350 giorni di Roberto Piccoli: dai 27 milioni alla cessione accelerata, ecco cos'è cambiato
Il 25 agosto 2025 Roberto Piccoli diventava un nuovo calciatore della Fiorentina. Arrivava in un momento di hype massima per il progetto tecnico di Stefano Pioli, come punta da affiancare a Moise Kean in un attacco che si fregiava anche di un altro centravanti da oltre 450 reti in carriera, Edin Dzeko. Un anno dopo, anzi meno, lo stesso attaccante se ne sta per andare a testa bassa, dopo una stagione da dimenticare e un'estate in cui è cambiato tutto.
Annus horribilis
Tra queste due estati c'è un'annata di mezzo. Quarantatré presenze col giglio sul petto, 8 reti, 4 in campionato. Un piatto che, rispetto ai 25 milioni più 2 di bonus messi sul tavolo dalla Fiorentina per prelevarlo dal Cagliari tra lo stupore dell'allora Ds dei sardi Guido angelozzi - "Nemmeno il presidente pensava di guadagnarci così tanto"-. Col senno di poi è facile sentenziare sull'investimento tecnico, anche se allora, nell'agosto 2025, in pochi si indignarono per un acquisto da oltre 25 milioni sì ma di un attaccante ventiquattrenne reduce da un campionato in doppia cifra. Poi però è arrivato il campo: Piccoli con quella maglia, con la novantuno sulla schiena, non è mai sembrato a suo agio. Non solo per colpa sua: a pesare i 25 milioni sì, ma anche un contesto da buco nero tecnico, che ha fatto sbiadire talenti anche più luminosi dal suo. Per diverse gare il classe 2001 è sembrato semplicemente inadeguato e al di là di qualche zampata - una proprio contro il Bologna, nella gara giocata e vinta dai viola poche ore dopo la scomparsa di Rocco Commisso - la sua esperienza a Firenze rimane di un grigio pallido.
Le valutazioni
Nonostante questo, fino a qualche settimana fa la Fiorentina sembrava intenzionata a continuare con lui.

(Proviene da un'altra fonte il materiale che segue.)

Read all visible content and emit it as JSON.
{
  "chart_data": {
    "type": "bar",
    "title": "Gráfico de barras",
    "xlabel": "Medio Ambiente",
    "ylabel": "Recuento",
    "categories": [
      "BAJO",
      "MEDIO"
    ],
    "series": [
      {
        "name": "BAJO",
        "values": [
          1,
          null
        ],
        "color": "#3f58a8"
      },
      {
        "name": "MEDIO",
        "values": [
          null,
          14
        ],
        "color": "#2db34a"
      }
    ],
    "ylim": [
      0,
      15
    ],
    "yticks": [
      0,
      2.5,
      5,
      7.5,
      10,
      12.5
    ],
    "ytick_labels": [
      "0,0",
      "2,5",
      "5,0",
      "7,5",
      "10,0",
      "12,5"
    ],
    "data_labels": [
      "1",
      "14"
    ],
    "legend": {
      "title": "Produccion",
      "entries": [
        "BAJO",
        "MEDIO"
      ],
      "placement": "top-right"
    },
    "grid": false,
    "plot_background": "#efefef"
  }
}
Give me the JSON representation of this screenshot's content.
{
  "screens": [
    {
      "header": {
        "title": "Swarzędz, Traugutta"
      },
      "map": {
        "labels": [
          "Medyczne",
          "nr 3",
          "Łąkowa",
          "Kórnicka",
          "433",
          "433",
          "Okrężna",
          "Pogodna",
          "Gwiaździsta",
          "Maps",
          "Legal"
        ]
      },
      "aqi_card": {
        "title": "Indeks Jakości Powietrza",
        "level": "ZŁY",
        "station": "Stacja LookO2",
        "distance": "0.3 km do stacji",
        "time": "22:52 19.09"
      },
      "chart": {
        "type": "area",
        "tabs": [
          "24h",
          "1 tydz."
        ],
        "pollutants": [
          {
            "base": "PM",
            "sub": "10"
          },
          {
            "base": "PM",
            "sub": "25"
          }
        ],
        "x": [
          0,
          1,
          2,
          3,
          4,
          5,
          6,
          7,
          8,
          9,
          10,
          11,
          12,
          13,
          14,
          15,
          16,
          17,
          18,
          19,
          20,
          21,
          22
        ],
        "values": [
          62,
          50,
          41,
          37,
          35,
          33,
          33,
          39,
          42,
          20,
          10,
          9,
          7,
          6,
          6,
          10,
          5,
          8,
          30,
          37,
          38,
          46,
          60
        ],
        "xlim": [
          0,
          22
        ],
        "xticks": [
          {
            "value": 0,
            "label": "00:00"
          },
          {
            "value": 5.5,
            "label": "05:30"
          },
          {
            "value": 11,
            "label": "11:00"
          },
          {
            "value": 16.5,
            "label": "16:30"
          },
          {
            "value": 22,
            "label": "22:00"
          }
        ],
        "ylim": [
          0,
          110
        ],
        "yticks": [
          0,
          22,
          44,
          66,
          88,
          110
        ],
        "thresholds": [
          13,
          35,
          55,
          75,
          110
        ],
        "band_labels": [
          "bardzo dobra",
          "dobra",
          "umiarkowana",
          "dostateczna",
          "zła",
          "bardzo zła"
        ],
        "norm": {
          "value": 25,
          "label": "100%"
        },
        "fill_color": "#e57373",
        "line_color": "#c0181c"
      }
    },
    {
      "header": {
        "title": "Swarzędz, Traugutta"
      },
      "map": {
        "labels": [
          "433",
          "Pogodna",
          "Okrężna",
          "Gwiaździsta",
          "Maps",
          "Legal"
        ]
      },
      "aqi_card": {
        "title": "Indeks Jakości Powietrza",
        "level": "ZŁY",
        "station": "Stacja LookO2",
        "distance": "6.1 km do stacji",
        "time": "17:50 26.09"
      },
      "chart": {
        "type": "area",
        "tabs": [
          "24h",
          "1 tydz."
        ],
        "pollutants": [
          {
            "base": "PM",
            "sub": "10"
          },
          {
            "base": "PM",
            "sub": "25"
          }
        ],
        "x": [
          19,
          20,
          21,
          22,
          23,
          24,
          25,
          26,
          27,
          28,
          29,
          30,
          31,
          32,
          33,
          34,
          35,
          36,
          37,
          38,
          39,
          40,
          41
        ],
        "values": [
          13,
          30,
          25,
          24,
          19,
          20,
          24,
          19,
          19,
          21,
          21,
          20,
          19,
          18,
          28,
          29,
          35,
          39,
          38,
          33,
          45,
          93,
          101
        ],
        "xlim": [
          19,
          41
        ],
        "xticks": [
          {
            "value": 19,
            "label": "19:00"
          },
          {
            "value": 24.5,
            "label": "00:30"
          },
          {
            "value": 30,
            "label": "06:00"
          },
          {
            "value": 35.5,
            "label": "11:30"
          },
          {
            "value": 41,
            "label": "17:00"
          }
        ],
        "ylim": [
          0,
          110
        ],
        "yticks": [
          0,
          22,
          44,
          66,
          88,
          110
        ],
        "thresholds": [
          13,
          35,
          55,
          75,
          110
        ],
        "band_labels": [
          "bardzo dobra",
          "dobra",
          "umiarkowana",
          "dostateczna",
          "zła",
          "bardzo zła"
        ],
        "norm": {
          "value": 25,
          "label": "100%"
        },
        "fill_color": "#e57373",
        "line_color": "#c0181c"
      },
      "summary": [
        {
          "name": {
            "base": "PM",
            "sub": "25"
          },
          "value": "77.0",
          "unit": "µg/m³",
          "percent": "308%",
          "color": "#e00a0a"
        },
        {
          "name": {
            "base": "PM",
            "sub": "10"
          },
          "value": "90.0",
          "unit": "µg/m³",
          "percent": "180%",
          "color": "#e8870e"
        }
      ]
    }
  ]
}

Sia perché Fabio Grosso era convinto di poterci lavorare sopra (per caratteristiche si poteva per certi versi sposare meglio col suo gioco rispetto a Moise Kean) sia per la zavorra legata all'esborso fatto. Torniamo sempre su quei 25 milioni, l'origine di tutto quello che non è andato, valutazione che rendeva difficile venderlo senza compiere una tremenda minusvalenza. Poi però qualcosa è cambiato, anche grazie ai buoni uffici di Fabio Paratici. E si è aperta la pista che porta a Bologna: i rossoblù che avevano spinto fin da subito per il prestito con diritto di riscatto, salvo fare un passo indietro con l’andare dei giorni. Il che è stato decisivo, perché senza la garanzia dell’obbligo - la condizione è scontata - l’affare non si sarebbe sbloccato. La distanza iniziale era tutt’altro che indifferente: il Bologna lavorava solo sul riscatto e la dirigenza viola non voleva sentire ragioni. La soluzione definitiva soddisfa entrambi i club. Bobby Smalls si trasferirà dalla Fiorentina al Bologna in prestito con obbligo di riscatto fissato a 18 milioni di euro, condizionato alla salvezza del club rossoblù. Nell’accordo è inoltre previsto un 10% sulla futura rivendita in favore della Fiorentina.
Il costo dell'operazione
Come abbiamo spiegato ieri, a incidere sulla trattativa, però, èanche la situazione contabile della Fiorentina: dopo l’acquisto dal Cagliari per 25 milioni, il valore residuo del giocatore a bilancio è di circa 20 milioni di euro. Una cessione a questa cifra permetterebbe ai viola di evitare una minusvalenza. Con la formula del prestito oneroso con obbligo di riscatto, invece, la Fiorentina potrebbe abbassare ulteriormente la cifra necessaria per non registrare una perdita, anche sotto i 15 milioni. La trattativa, quindi, ha tenuto conto non solo del valore di mercato di Piccoli, ma anche delle esigenze di bilancio del club. Per le cifre che girano attorno all'affare, la Fiorentina sembra stia scongiurando la minusvalenza.